Ein Ransomware-Angriff auf einen wichtigen IT-Dienstleister hat zu weitreichenden Flugverspätungen und -ausfällen in ganz Europa geführt und automatisierte Flughafensysteme zum Stillstand gebracht. Die Agentur der Europäischen Union für Cybersicherheit (ENISA) bestätigte den Vorfall und teilte mit, dass die Schadsoftware auf einen Drittanbieter abzielte und große Flughäfen dazu zwang, zum manuellen Betrieb überzugehen.

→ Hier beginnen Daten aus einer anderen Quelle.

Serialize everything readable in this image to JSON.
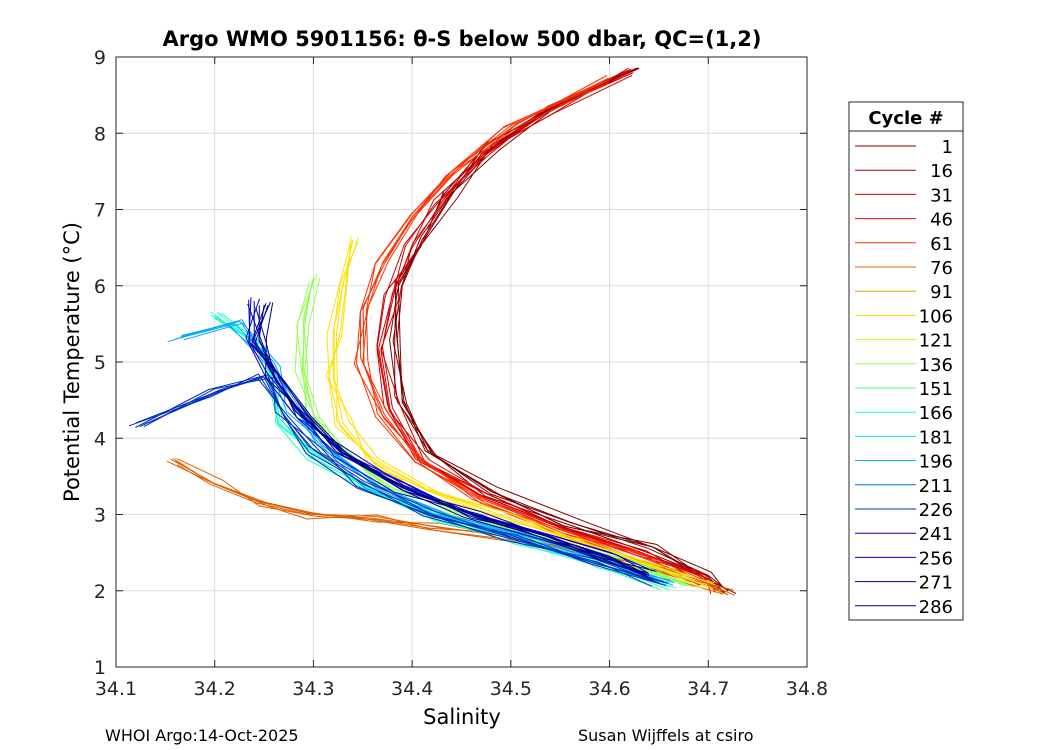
{
  "chart_data": {
    "type": "line",
    "title": "Argo WMO 5901156: θ-S below 500 dbar,  QC=(1,2)",
    "xlabel": "Salinity",
    "ylabel": "Potential Temperature (°C)",
    "xlim": [
      34.1,
      34.8
    ],
    "ylim": [
      1,
      9
    ],
    "xticks": [
      "34.1",
      "34.2",
      "34.3",
      "34.4",
      "34.5",
      "34.6",
      "34.7",
      "34.8"
    ],
    "yticks": [
      "1",
      "2",
      "3",
      "4",
      "5",
      "6",
      "7",
      "8",
      "9"
    ],
    "grid": true,
    "legend_title": "Cycle #",
    "legend_position": "right",
    "legend": [
      "1",
      "16",
      "31",
      "46",
      "61",
      "76",
      "91",
      "106",
      "121",
      "136",
      "151",
      "166",
      "181",
      "196",
      "211",
      "226",
      "241",
      "256",
      "271",
      "286"
    ],
    "colors": [
      "#7f0000",
      "#a80000",
      "#d10000",
      "#f00000",
      "#ff3000",
      "#e06000",
      "#e0a000",
      "#ffe000",
      "#c8ff20",
      "#90ff50",
      "#50ff90",
      "#20ffc8",
      "#00e0ff",
      "#00a8ff",
      "#0070e0",
      "#0030c0",
      "#0000b0",
      "#0000c8",
      "#000090",
      "#00008f"
    ],
    "series": [
      {
        "name": "1",
        "salinity": [
          34.63,
          34.55,
          34.48,
          34.44,
          34.41,
          34.39,
          34.385,
          34.39,
          34.42,
          34.48,
          34.56,
          34.64,
          34.7,
          34.72
        ],
        "theta": [
          8.85,
          8.4,
          7.8,
          7.2,
          6.6,
          6.0,
          5.3,
          4.5,
          3.8,
          3.3,
          2.9,
          2.55,
          2.2,
          2.0
        ]
      },
      {
        "name": "31",
        "salinity": [
          34.62,
          34.54,
          34.47,
          34.43,
          34.4,
          34.38,
          34.37,
          34.38,
          34.41,
          34.47,
          34.55,
          34.63,
          34.69,
          34.71
        ],
        "theta": [
          8.8,
          8.3,
          7.7,
          7.1,
          6.5,
          5.9,
          5.2,
          4.4,
          3.7,
          3.25,
          2.85,
          2.5,
          2.2,
          2.0
        ]
      },
      {
        "name": "61",
        "salinity": [
          34.6,
          34.5,
          34.44,
          34.4,
          34.37,
          34.355,
          34.35,
          34.37,
          34.41,
          34.47,
          34.55,
          34.63,
          34.7
        ],
        "theta": [
          8.7,
          8.1,
          7.5,
          6.9,
          6.3,
          5.7,
          5.0,
          4.3,
          3.7,
          3.2,
          2.8,
          2.45,
          2.1
        ]
      },
      {
        "name": "76",
        "salinity": [
          34.16,
          34.2,
          34.25,
          34.3,
          34.36,
          34.42,
          34.5,
          34.58,
          34.66,
          34.72
        ],
        "theta": [
          3.7,
          3.4,
          3.15,
          3.0,
          2.95,
          2.85,
          2.7,
          2.5,
          2.25,
          1.95
        ]
      },
      {
        "name": "106",
        "salinity": [
          34.34,
          34.33,
          34.32,
          34.32,
          34.33,
          34.36,
          34.42,
          34.5,
          34.58,
          34.65,
          34.7
        ],
        "theta": [
          6.6,
          6.0,
          5.4,
          4.8,
          4.2,
          3.7,
          3.3,
          2.95,
          2.6,
          2.3,
          2.05
        ]
      },
      {
        "name": "136",
        "salinity": [
          34.3,
          34.29,
          34.29,
          34.3,
          34.33,
          34.38,
          34.46,
          34.54,
          34.62,
          34.68
        ],
        "theta": [
          6.1,
          5.5,
          4.9,
          4.3,
          3.8,
          3.35,
          2.95,
          2.65,
          2.35,
          2.1
        ]
      },
      {
        "name": "166",
        "salinity": [
          34.2,
          34.25,
          34.26,
          34.27,
          34.3,
          34.36,
          34.43,
          34.51,
          34.59,
          34.66
        ],
        "theta": [
          5.6,
          5.2,
          4.7,
          4.2,
          3.75,
          3.3,
          2.95,
          2.65,
          2.35,
          2.05
        ]
      },
      {
        "name": "196",
        "salinity": [
          34.16,
          34.22,
          34.26,
          34.28,
          34.31,
          34.36,
          34.43,
          34.51,
          34.59,
          34.66
        ],
        "theta": [
          5.3,
          5.5,
          5.0,
          4.4,
          3.9,
          3.4,
          3.0,
          2.7,
          2.4,
          2.1
        ]
      },
      {
        "name": "226",
        "salinity": [
          34.12,
          34.2,
          34.25,
          34.27,
          34.3,
          34.35,
          34.42,
          34.5,
          34.58,
          34.65
        ],
        "theta": [
          4.2,
          4.6,
          4.8,
          4.3,
          3.85,
          3.4,
          3.0,
          2.7,
          2.4,
          2.1
        ]
      },
      {
        "name": "256",
        "salinity": [
          34.24,
          34.24,
          34.26,
          34.29,
          34.33,
          34.39,
          34.46,
          34.54,
          34.6,
          34.64
        ],
        "theta": [
          5.8,
          5.3,
          4.8,
          4.3,
          3.8,
          3.35,
          3.0,
          2.7,
          2.45,
          2.2
        ]
      },
      {
        "name": "286",
        "salinity": [
          34.25,
          34.245,
          34.26,
          34.29,
          34.33,
          34.39,
          34.46,
          34.54,
          34.6,
          34.64
        ],
        "theta": [
          5.75,
          5.3,
          4.8,
          4.3,
          3.8,
          3.35,
          3.0,
          2.7,
          2.45,
          2.2
        ]
      }
    ]
  },
  "footer": {
    "left": "WHOI Argo:14-Oct-2025",
    "right": "Susan Wijffels at csiro"
  }
}
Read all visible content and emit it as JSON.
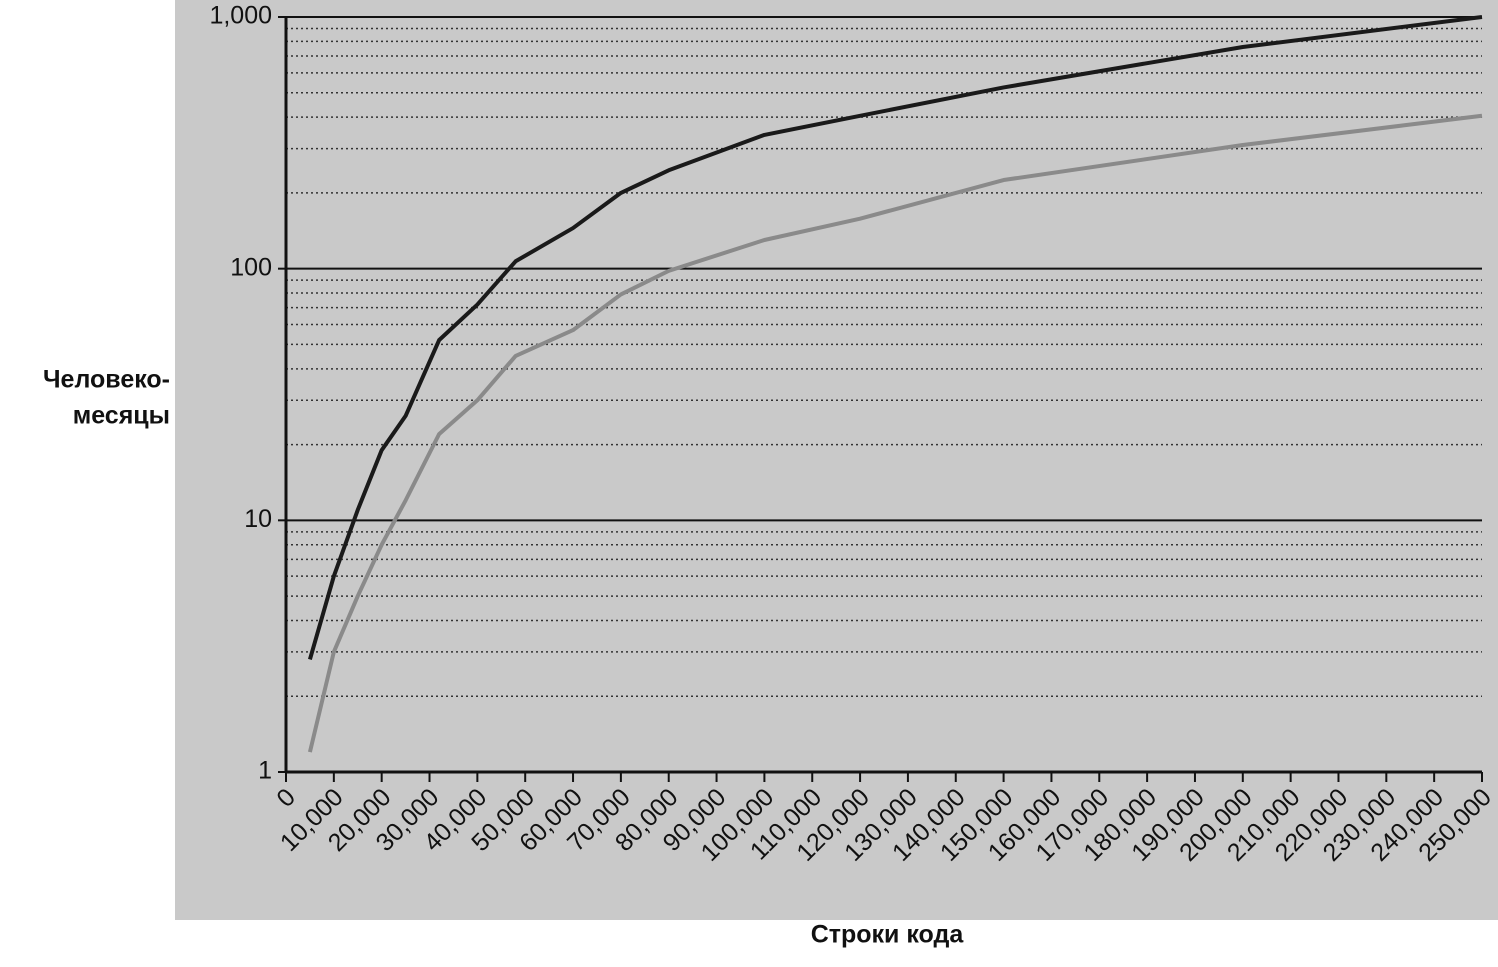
{
  "chart_data": {
    "type": "line",
    "x_label": "Строки кода",
    "y_label": [
      "Человеко-",
      "месяцы"
    ],
    "log_y": true,
    "grid": true,
    "xlim": [
      0,
      250000
    ],
    "xticks": [
      0,
      {
        "value": 10000,
        "label": "10,000"
      },
      {
        "value": 20000,
        "label": "20,000"
      },
      {
        "value": 30000,
        "label": "30,000"
      },
      {
        "value": 40000,
        "label": "40,000"
      },
      {
        "value": 50000,
        "label": "50,000"
      },
      {
        "value": 60000,
        "label": "60,000"
      },
      {
        "value": 70000,
        "label": "70,000"
      },
      {
        "value": 80000,
        "label": "80,000"
      },
      {
        "value": 90000,
        "label": "90,000"
      },
      {
        "value": 100000,
        "label": "100,000"
      },
      {
        "value": 110000,
        "label": "110,000"
      },
      {
        "value": 120000,
        "label": "120,000"
      },
      {
        "value": 130000,
        "label": "130,000"
      },
      {
        "value": 140000,
        "label": "140,000"
      },
      {
        "value": 150000,
        "label": "150,000"
      },
      {
        "value": 160000,
        "label": "160,000"
      },
      {
        "value": 170000,
        "label": "170,000"
      },
      {
        "value": 180000,
        "label": "180,000"
      },
      {
        "value": 190000,
        "label": "190,000"
      },
      {
        "value": 200000,
        "label": "200,000"
      },
      {
        "value": 210000,
        "label": "210,000"
      },
      {
        "value": 220000,
        "label": "220,000"
      },
      {
        "value": 230000,
        "label": "230,000"
      },
      {
        "value": 240000,
        "label": "240,000"
      },
      {
        "value": 250000,
        "label": "250,000"
      }
    ],
    "ylim": [
      1,
      1000
    ],
    "yticks": [
      1,
      10,
      100,
      {
        "value": 1000,
        "label": "1,000"
      }
    ],
    "y_minor_ticks": [
      2,
      3,
      4,
      5,
      6,
      7,
      8,
      9,
      20,
      30,
      40,
      50,
      60,
      70,
      80,
      90,
      200,
      300,
      400,
      500,
      600,
      700,
      800,
      900
    ],
    "x": [
      5000,
      10000,
      15000,
      20000,
      25000,
      32000,
      40000,
      48000,
      60000,
      70000,
      80000,
      100000,
      120000,
      150000,
      200000,
      250000
    ],
    "series": [
      {
        "color": "#1a1a1a",
        "values": [
          2.8,
          6,
          11,
          19,
          26,
          52,
          72,
          107,
          145,
          200,
          246,
          340,
          405,
          525,
          760,
          1000
        ]
      },
      {
        "color": "#8a8a8a",
        "values": [
          1.2,
          3,
          5,
          8,
          12,
          22,
          30,
          45,
          57,
          79,
          98,
          130,
          158,
          225,
          310,
          405
        ]
      }
    ]
  }
}
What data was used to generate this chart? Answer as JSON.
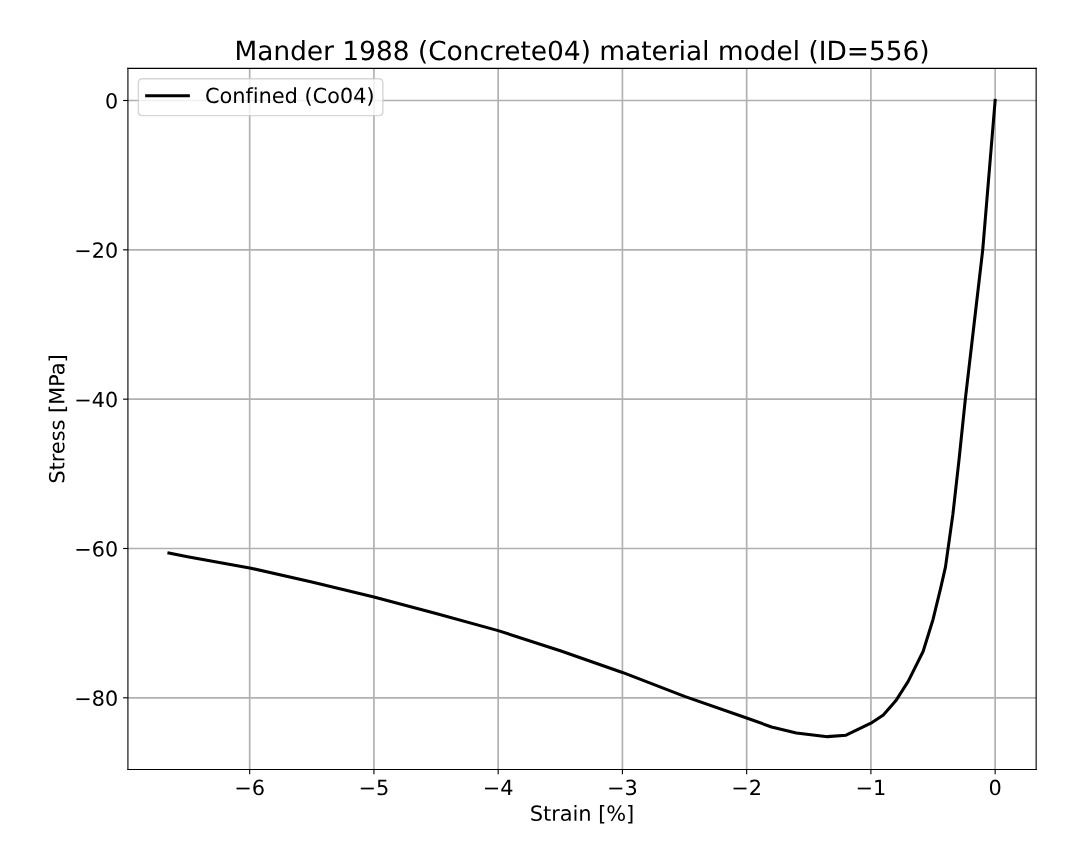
{
  "chart_data": {
    "type": "line",
    "title": "Mander 1988 (Concrete04) material model (ID=556)",
    "xlabel": "Strain [%]",
    "ylabel": "Stress [MPa]",
    "series": [
      {
        "name": "Confined (Co04)",
        "color": "#000000",
        "x": [
          -6.65,
          -6.5,
          -6,
          -5.5,
          -5,
          -4.5,
          -4,
          -3.5,
          -3,
          -2.5,
          -2,
          -1.8,
          -1.6,
          -1.35,
          -1.2,
          -1,
          -0.9,
          -0.8,
          -0.7,
          -0.58,
          -0.5,
          -0.44,
          -0.4,
          -0.34,
          -0.29,
          -0.24,
          -0.17,
          -0.1,
          -0.05,
          0
        ],
        "values": [
          -60.6,
          -61.1,
          -62.6,
          -64.5,
          -66.5,
          -68.7,
          -71.0,
          -73.7,
          -76.6,
          -79.8,
          -82.7,
          -83.9,
          -84.7,
          -85.2,
          -85.0,
          -83.4,
          -82.3,
          -80.4,
          -77.8,
          -73.8,
          -69.5,
          -65.4,
          -62.5,
          -55.4,
          -48,
          -40,
          -30,
          -20,
          -10,
          0
        ]
      }
    ],
    "xlim": [
      -6.98,
      0.33
    ],
    "ylim": [
      -89.6,
      4.3
    ],
    "xticks": [
      {
        "value": -6,
        "label": "−6"
      },
      {
        "value": -5,
        "label": "−5"
      },
      {
        "value": -4,
        "label": "−4"
      },
      {
        "value": -3,
        "label": "−3"
      },
      {
        "value": -2,
        "label": "−2"
      },
      {
        "value": -1,
        "label": "−1"
      },
      0
    ],
    "yticks": [
      {
        "value": -80,
        "label": "−80"
      },
      {
        "value": -60,
        "label": "−60"
      },
      {
        "value": -40,
        "label": "−40"
      },
      {
        "value": -20,
        "label": "−20"
      },
      0
    ],
    "grid": true,
    "legend": "top left",
    "line_style": "solid"
  }
}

Die Störung begann am Wochenende und betraf die automatischen Abfertigungs- und Boarding-Systeme an mehreren der verkehrsreichsten europäischen Flughäfen, darunter London Heathrow, Brüssel und Berlin. Ziel des Angriffs war die MUSE-Software des US-Unternehmens Collins Aerospace. Infolgedessen musste das Personal an den betroffenen Flughäfen die Passagiere manuell abfertigen, was zu langen Warteschlangen und erheblichen Verspätungen führte, die bis in die Woche hinein anhielten.
Der Vorfall hat gezeigt, wie anfällig kritische Infrastrukturen für derartige Cyber-Bedrohungen sind. Flughäfen und Fluggesellschaften haben sich bemüht, die Auswirkungen abzumildern, und einige Flughäfen haben Fluggesellschaften gebeten, Flüge zu streichen, um die Störung zu bewältigen. Dieser Vorfall erinnert uns eindringlich daran, wie sehr moderne Systeme miteinander vernetzt sind und dass ein einziger Ausfallpunkt eine ganze Branche empfindlich stören kann.
Ransomware-Angriffe wie derjenige, der die Flughäfen getroffen hat, sind eine der häufigsten Formen von Cyberangriffen. Bei diesen Angriffen verwenden Kriminelle bösartige Software, um die Daten des Opfers zu verschlüsseln, so dass sie nicht mehr zugänglich sind. Für den Entschlüsselungsschlüssel wird dann eine Lösegeldzahlung verlangt, die in der Regel in Kryptowährung erfolgt, um eine Rückverfolgung zu erschweren. Die Technik hat sich in den letzten Jahren weiterentwickelt, so dass viele Kriminelle jetzt eine "doppelte Erpressung" anwenden. Dabei werden die Daten gestohlen, bevor sie verschlüsselt werden, und es wird gedroht, sie freizugeben, wenn das Lösegeld nicht bezahlt wird.
In den letzten Monaten waren vor allem Regierungen und große Unternehmen die Opfer dieser Angriffe. Sektoren wie das Gesundheitswesen, das Bildungswesen und kritische Infrastrukturen, einschließlich des Transportwesens, sind zu häufigen Zielen geworden. Die Sensibilität ihrer Daten und die Dringlichkeit ihrer Dienste erhöhen die Wahrscheinlichkeit, dass die Opfer das Lösegeld zahlen werden. Angriffe auf hochrangige Ziele haben zwar an Aufmerksamkeit gewonnen, sind aber nicht unbedingt häufiger geworden. Eine aktuelle Umfrage des deutschen Branchenverbands Bitkom ergab jedoch, dass Ransomware die häufigste Form von Cyberangriffen ist und jedes siebte Unternehmen ein Lösegeld gezahlt hat.